В руках у людей были цепы, которыми молотят хлеб, и они стояли на расстоянии длины цепа друг от друга. Цепы были не у всех, потому что на всех не хватило. Но большинство все-таки запаслось ими в лавке дона Гильермо Мартина, фашиста, торговавшего сельскохозяйственными орудиями. А у тех, кому цепов не хватило, были тяжелые пастушьи дубинки и стрекала, а кое у кого – деревянные вилы, которыми ворошат мякину и солому после молотьбы. Некоторые были с серпами, но этих Пабло поставил в самом дальнем конце, у обрыва.

Все стояли тихо, и день был ясный, высоко в небе шли облака, и пыли на площади еще не было, потому что ночью выпала сильная роса. Деревья отбрасывали тень на людей в шеренгах, и было слышно, как из львиной пасти бежит через медную трубку вода и падает в чашу фонтана, к которому обычно сходятся с кувшинами все женщины города.

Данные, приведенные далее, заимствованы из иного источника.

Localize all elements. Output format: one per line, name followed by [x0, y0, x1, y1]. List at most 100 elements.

Только у самой Ратуши, где священник молился с фашистами, слышалась брань, и в этом были повинны те бездельники, которые успели напиться и теперь толпились под решетчатыми окнами, сквернословили и отпускали непристойные шутки. Но в шеренгах люди ждали спокойно.

Один спросил другого:

– А женщины тоже будут?

И тот ответил ему:

– Дай бог, чтобы не было!

Потом первый сказал:

– Вот жена Пабло. Слушай, Пилар. Женщины тоже будут?

Пилар посмотрела на него и видит – он в праздничной одежде и весь взмок от пота, и тогда сказала:

– Нет, Хоакин. Женщин там не будет. Мы женщин не убиваем. Зачем нам убивать женщин?

Тогда он сказал:

– Слава Христу, что женщин не будет! А когда же это начнется?

Пилар ответила:

– Как только священник кончит.

– А священника – тоже?

– Не знаю, – ответила она ему и увидела, что лицо у него передернулось и на лбу выступил пот.

– Мне еще не приходилось убивать людей, – сказал он.

– Теперь научишься, – сказал ему сосед. – Только, я думаю, одного удара будет мало. – И он поднял обеими руками свой цеп и с сомнением посмотрел на него.

– Тем лучше, – сказал другой крестьянин, – тем лучше, что с одного удара не убьешь.

– Они взяли Вальядолид. Они возьмут Авилу, – сказал кто-то. – Я об этом слыхал по дороге сюда.

– Этот город им не взять. Этот город наш. Мы их опередили, – сказала Пилар. – Пабло не стал бы дожидаться, когда они ударят первые, – он не таковский.

– Пабло человек ловкий, – сказал кто-то еще. – Но нехорошо, что он сам, один прикончил гвардейцев. Не мешало бы о других подумать. Как ты считаешь, Пилар?

– Верно, – сказала она. – Но теперь мы все будем участвовать.

– Да, – сказал он. – Это хорошо придумано. Но почему нет никаких известий с фронта?

– Пабло перерезал телефонные провода, перед тем как начать осаду казарм. Их еще не починили.

– А, – сказал он. – Вот почему до нас ничего не доходит. Сам-то я узнал все новости сегодня утром от дорожного мастера. А скажи, Пилар, почему решили сделать именно так?

– Чтобы сберечь пули, – сказала она. – И чтобы каждый нес свою долю ответственности.

– Пусть тогда начинают. Пусть начинают.

Пилар взглянула на него и увидела, что он плачет.

– Ты чего плачешь, Хоакин? – спросила она. – Тут плакать нечего.

– Не могу удержаться, Пилар, – сказал он. – Мне еще не приходилось убивать людей.